L’obligation d’approbation de la rémunération du président.
Le tribunal a rappelé que les statuts prévoyaient que la rémunération du président serait décidée par une assemblée générale. Il a constaté que l’augmentation de cette rémunération n’avait jamais été autorisée. La simple connaissance de cette augmentation par les associés ne valait pas approbation formelle. Le juge a ainsi condamné le président à restituer la somme de 54 842 euros à la société.
La portée de cette solution est de réaffirmer le caractère strict des règles statutaires. Elle illustre que la connaissance informelle par les associés ne supplée pas l’exigence d’une décision collective expresse. La valeur de cet arrêt est de protéger le formalisme protecteur des intérêts sociaux dans les SAS.
La preuve du caractère personnel des dépenses engagées.

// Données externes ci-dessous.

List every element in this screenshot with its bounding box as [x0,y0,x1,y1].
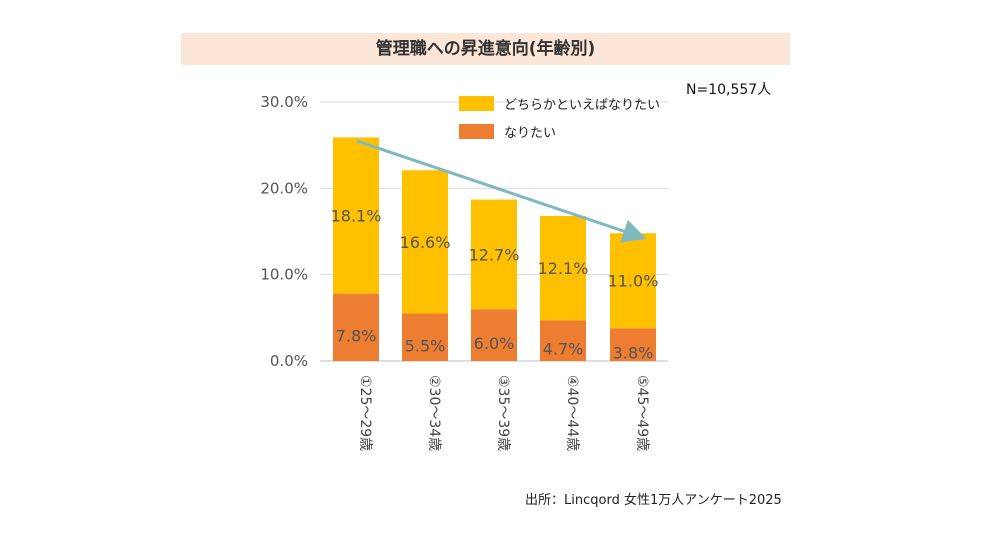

Le tribunal a appliqué l’article 1353 du code civil en exigeant du demandeur la preuve de l’absence d’intérêt social. Il a retenu que certains voyages à l’étranger n’étaient pas justifiés par l’activité professionnelle. Le président a été condamné à rembourser 4 461,29 euros à la société.
La valeur de cette décision est de rappeler que le dirigeant doit prouver l’utilité sociale de ses frais. La portée est de sanctionner tout mélange entre patrimoine personnel et social sans justification probante. Le tribunal a ainsi fait une application rigoureuse de la charge de la preuve.
L’appréciation de la rupture des relations contractuelles.
Le tribunal a examiné les responsabilités croisées dans la rupture du contrat avec le client unique. Il a relevé que la décision de cesser les prestations avait été prise collectivement lors d’une réunion. La coupure des accès informatiques par le président a été considérée comme l’acte déclencheur immédiat.
La portée de ce raisonnement est de neutraliser les demandes indemnitaires des deux parties faute de préjudice certain. Le tribunal a souligné l’absence de preuve d’un préjudice chiffrable et la situation financière compromise du client. La valeur de l’arrêt est de rappeler que la perte de chance doit être suffisamment probable pour être réparée.